JEFFERSON — The Jefferson Board of Aldermen adopted a one-cent property tax increase as a part of its 2019-2020 fiscal year budget, increasing the tax from $0.38 to $0.39 per $100 valuation, during its regular meeting on Monday, June 24.
The 2019-2020 budget passed by a vote of 4-0, with Mayor Bluferd Eldreth and alderman Max Yates absent for the vote. The adopted budget totals $1,722,367 as requested in last month’s meeting.
The one-cent property tax increase will add roughly $12,000 to town revenue, which alderman Mark Johnston said will be allocated for the police department.
“We’re preparing for trying to keep officers on duty 24/7,” Johnston said. “This new road is going to bring a lot more traffic and people to town. We’re trying to be prepared for that situation.”
The approved budget sets aside $497,200 for the Jefferson Police Department, including $267,000 for salaries, $261,000 for retirement, $10,000 for automotive supplies, $15,800 for insurance and bonds and $10,000 for new equipment.
For streets in the town, $327,400 was set aside, including $68,000 for salaries and wages, $59,000 for utilities, $75,000 for street repair and $50,000 for new equipment. Howell said in last month’s meeting that the $50,000 for new equipment is needed to replace a new truck for the town, on top of regular equipment costs.
The approved budget also allocates $248,750 for administration. This includes $124,000 for salaries and wages, $35,000 for professional services, $10,800 for retirement and $8,200 for utilities.
A total of $897,400 is allocated for water and sewage, which Town Manager Cathy Howell said will be used for repairs and maintenance for the water and sewage plants.
During the meeting, Alderwoman Cathy Ballou spoke on behalf of some town residents who want to hold an election to allow alcohol by the drink in restaurants.
“It is a revenue source that would keep the town from having to raise taxes,” Johnston said.
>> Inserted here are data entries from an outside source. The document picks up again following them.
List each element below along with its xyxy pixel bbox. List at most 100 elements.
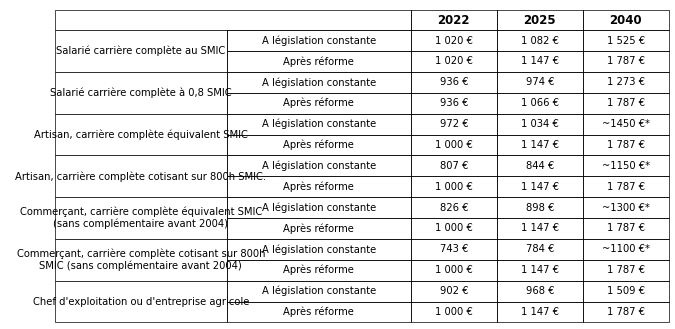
Text: 743 €: 743 €	[439, 244, 468, 254]
Bar	[497, 281, 583, 302]
Bar	[227, 72, 411, 93]
Bar	[55, 155, 227, 197]
Text: 1 787 €: 1 787 €	[607, 265, 645, 275]
Bar	[411, 176, 497, 197]
Bar	[411, 239, 497, 260]
Text: ~1100 €*: ~1100 €*	[601, 244, 650, 254]
Text: A législation constante: A législation constante	[262, 119, 376, 129]
Bar	[583, 281, 669, 302]
Text: 1 147 €: 1 147 €	[521, 140, 559, 150]
Bar	[227, 302, 411, 322]
Text: A législation constante: A législation constante	[262, 202, 376, 213]
Text: 936 €: 936 €	[439, 77, 468, 88]
Text: 1 147 €: 1 147 €	[521, 223, 559, 234]
Text: 1 082 €: 1 082 €	[521, 36, 559, 46]
Bar	[583, 302, 669, 322]
Text: 1 509 €: 1 509 €	[607, 286, 645, 296]
Bar	[227, 30, 411, 51]
Bar	[497, 72, 583, 93]
Bar	[583, 218, 669, 239]
Text: Après réforme: Après réforme	[284, 182, 354, 192]
Text: 1 273 €: 1 273 €	[607, 77, 645, 88]
Text: 2025: 2025	[524, 13, 556, 27]
Bar	[227, 176, 411, 197]
Bar	[497, 176, 583, 197]
Text: 1 000 €: 1 000 €	[435, 140, 472, 150]
Text: ~1300 €*: ~1300 €*	[602, 203, 650, 213]
Text: Après réforme: Après réforme	[284, 223, 354, 234]
Text: 902 €: 902 €	[439, 286, 468, 296]
Bar	[583, 239, 669, 260]
Text: 1 787 €: 1 787 €	[607, 223, 645, 234]
Bar	[583, 114, 669, 135]
Bar	[411, 197, 497, 218]
Text: Commerçant, carrière complète cotisant sur 800h
SMIC (sans complémentaire avant : Commerçant, carrière complète cotisant s…	[16, 248, 265, 271]
Bar	[227, 72, 411, 93]
Bar	[227, 281, 411, 302]
Bar	[497, 218, 583, 239]
Bar	[55, 72, 227, 114]
Bar	[583, 239, 669, 260]
Bar	[497, 239, 583, 260]
Bar	[497, 197, 583, 218]
Bar	[497, 135, 583, 155]
Text: 2040: 2040	[610, 13, 642, 27]
Bar	[497, 93, 583, 114]
Bar	[583, 155, 669, 176]
Text: 844 €: 844 €	[526, 161, 554, 171]
Bar	[583, 218, 669, 239]
Bar	[227, 218, 411, 239]
Text: Chef d'exploitation ou d'entreprise agricole: Chef d'exploitation ou d'entreprise agri…	[32, 296, 249, 307]
Bar	[497, 260, 583, 281]
Bar	[583, 176, 669, 197]
Bar	[583, 135, 669, 155]
Bar	[497, 93, 583, 114]
Text: 1 147 €: 1 147 €	[521, 307, 559, 317]
Bar	[583, 72, 669, 93]
Text: 968 €: 968 €	[526, 286, 554, 296]
Text: 1 000 €: 1 000 €	[435, 223, 472, 234]
Text: Après réforme: Après réforme	[284, 307, 354, 317]
Bar	[411, 218, 497, 239]
Bar	[227, 239, 411, 260]
Text: A législation constante: A législation constante	[262, 36, 376, 46]
Bar	[411, 197, 497, 218]
Bar	[583, 260, 669, 281]
Bar	[497, 72, 583, 93]
Bar	[583, 260, 669, 281]
Bar	[227, 176, 411, 197]
Text: Salarié carrière complète au SMIC: Salarié carrière complète au SMIC	[56, 46, 225, 56]
Bar	[411, 302, 497, 322]
Bar	[411, 72, 497, 93]
Text: Commerçant, carrière complète équivalent SMIC
(sans complémentaire avant 2004): Commerçant, carrière complète équivalent…	[20, 207, 262, 229]
Bar	[411, 239, 497, 260]
Bar	[227, 155, 411, 176]
Bar	[583, 30, 669, 51]
Bar	[411, 302, 497, 322]
Bar	[497, 302, 583, 322]
Bar	[583, 10, 669, 30]
Text: 1 787 €: 1 787 €	[607, 307, 645, 317]
Bar	[227, 93, 411, 114]
Bar	[497, 155, 583, 176]
Bar	[583, 51, 669, 72]
Text: 1 787 €: 1 787 €	[607, 182, 645, 192]
Bar	[411, 155, 497, 176]
Text: Artisan, carrière complète équivalent SMIC: Artisan, carrière complète équivalent SM…	[34, 129, 248, 140]
Text: A législation constante: A législation constante	[262, 161, 376, 171]
Bar	[411, 51, 497, 72]
Bar	[497, 30, 583, 51]
Bar	[55, 239, 227, 281]
Text: Après réforme: Après réforme	[284, 140, 354, 150]
Text: 898 €: 898 €	[526, 203, 554, 213]
Text: A législation constante: A législation constante	[262, 286, 376, 296]
Text: 826 €: 826 €	[439, 203, 468, 213]
Bar	[411, 30, 497, 51]
Bar	[411, 260, 497, 281]
Text: ~1450 €*: ~1450 €*	[601, 119, 650, 129]
Text: Artisan, carrière complète cotisant sur 800h SMIC.: Artisan, carrière complète cotisant sur …	[16, 171, 267, 182]
Bar	[583, 30, 669, 51]
Bar	[411, 176, 497, 197]
Text: 1 066 €: 1 066 €	[521, 98, 559, 108]
Bar	[55, 10, 411, 30]
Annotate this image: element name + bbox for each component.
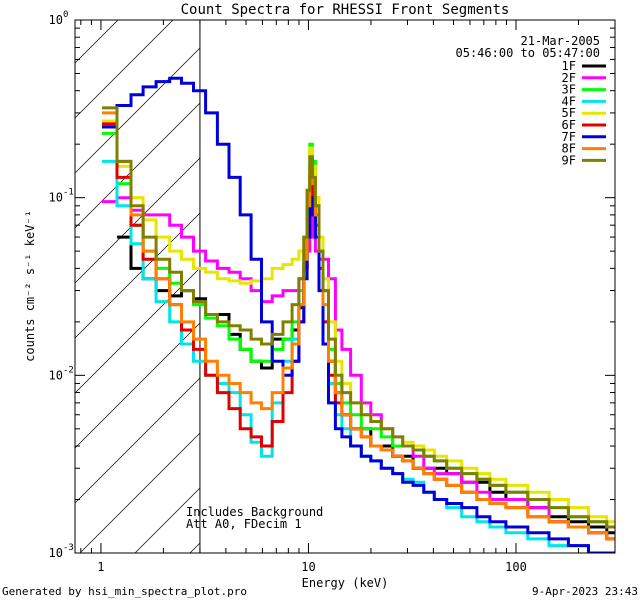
x-axis-label: Energy (keV) xyxy=(302,576,389,590)
y-tick-base: 10 xyxy=(49,546,63,560)
time-range-label: 05:46:00 to 05:47:00 xyxy=(456,46,601,60)
x-tick-label: 10 xyxy=(301,560,315,574)
annotation-line-1: Includes Background xyxy=(186,505,323,519)
hatched-region xyxy=(75,20,200,553)
footer-date-label: 9-Apr-2023 23:43 xyxy=(532,585,638,598)
series-3F xyxy=(102,131,615,529)
axis-ticks xyxy=(75,19,616,554)
y-tick-labels: 10 -3 10 -2 10 -1 10 0 xyxy=(49,10,74,560)
y-tick-exponent: -2 xyxy=(63,365,74,375)
legend-label: 2F xyxy=(562,71,576,85)
series-8F xyxy=(102,111,615,541)
date-label: 21-Mar-2005 xyxy=(521,34,600,48)
legend-label: 7F xyxy=(562,130,576,144)
plot-frame xyxy=(74,19,616,554)
y-tick-exponent: -1 xyxy=(63,188,74,198)
y-axis-label: counts cm⁻² s⁻¹ keV⁻¹ xyxy=(23,210,37,362)
y-tick-label: 10 0 xyxy=(49,10,69,27)
y-tick-exponent: -3 xyxy=(63,543,74,553)
legend-label: 6F xyxy=(562,118,576,132)
generated-by-label: Generated by hsi_min_spectra_plot.pro xyxy=(2,585,247,598)
x-tick-label: 100 xyxy=(505,560,527,574)
series-9F xyxy=(102,106,615,529)
y-tick-base: 10 xyxy=(49,368,63,382)
y-tick-label: 10 -2 xyxy=(49,365,74,382)
series-2F xyxy=(102,196,615,541)
chart-title: Count Spectra for RHESSI Front Segments xyxy=(181,2,510,18)
series-layer xyxy=(102,76,615,553)
legend-label: 1F xyxy=(562,59,576,73)
legend-label: 9F xyxy=(562,153,576,167)
legend-label: 3F xyxy=(562,83,576,97)
y-tick-base: 10 xyxy=(49,13,63,27)
y-tick-label: 10 -3 xyxy=(49,543,74,560)
legend-label: 4F xyxy=(562,94,576,108)
legend-label: 8F xyxy=(562,142,576,156)
x-tick-labels: 1 10 100 xyxy=(97,560,527,574)
y-tick-label: 10 -1 xyxy=(49,188,74,205)
series-5F xyxy=(102,119,615,524)
series-6F xyxy=(102,122,615,541)
x-tick-label: 1 xyxy=(97,560,104,574)
y-tick-base: 10 xyxy=(49,191,63,205)
legend-label: 5F xyxy=(562,106,576,120)
series-4F xyxy=(102,159,615,553)
y-tick-exponent: 0 xyxy=(63,10,68,20)
annotation-line-2: Att A0, FDecim 1 xyxy=(186,517,302,531)
series-7F xyxy=(102,76,615,553)
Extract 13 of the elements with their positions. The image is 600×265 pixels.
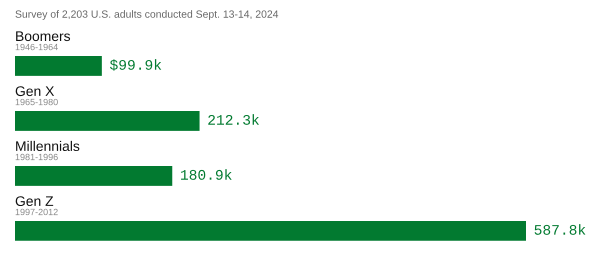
bar	[15, 111, 200, 131]
data-label: 587.8k	[534, 224, 586, 235]
data-label: 180.9k	[180, 169, 232, 180]
bar	[15, 166, 172, 186]
chart-title: Survey of 2,203 U.S. adults conducted Sept. 13-14, 2024	[15, 10, 278, 20]
y-tick-label: Gen Z 1997-2012	[16, 196, 58, 216]
y-tick-label: Gen X 1965-1980	[16, 86, 58, 106]
y-tick-label: Millennials 1981-1996	[16, 140, 80, 160]
y-tick-label: Boomers 1946-1964	[16, 31, 70, 50]
data-label: 212.3k	[208, 114, 259, 125]
bar	[15, 56, 102, 76]
bar	[15, 221, 526, 241]
data-label: $99.9k	[110, 59, 162, 71]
Johnston added that with the growth that West Jefferson is experiencing, restaurants will soon be looking for new areas where they can open. Johnston said that the Town of Jefferson could be a good area for expansion, and allowing sales of alcohol by the drink could lead to more restaurants opening in the town.
Johnston also expressed concerns regarding the idea.
“It’s an expensive proposition to put on a town election,” Johnston said, adding that there will be plenty of opposition to keep liquor out of Jefferson.
He then suggested that those interested in holding an election should form a committee and gather signatures. A certain percentage of town residents would be required, and those who sign the petition would have to be tax-paying residents of the Town of Jefferson and be a registered voter in the town limits.
“It’s a number to show us that they’re interested,” alderman Charles Caudill said.
No official decision was made by the Board of Aldermen in regards to the election to allow alcohol by the drink in restaurants.
The next Jefferson Board of Aldermen meeting will be held on Monday, July 22, at 7 p.m.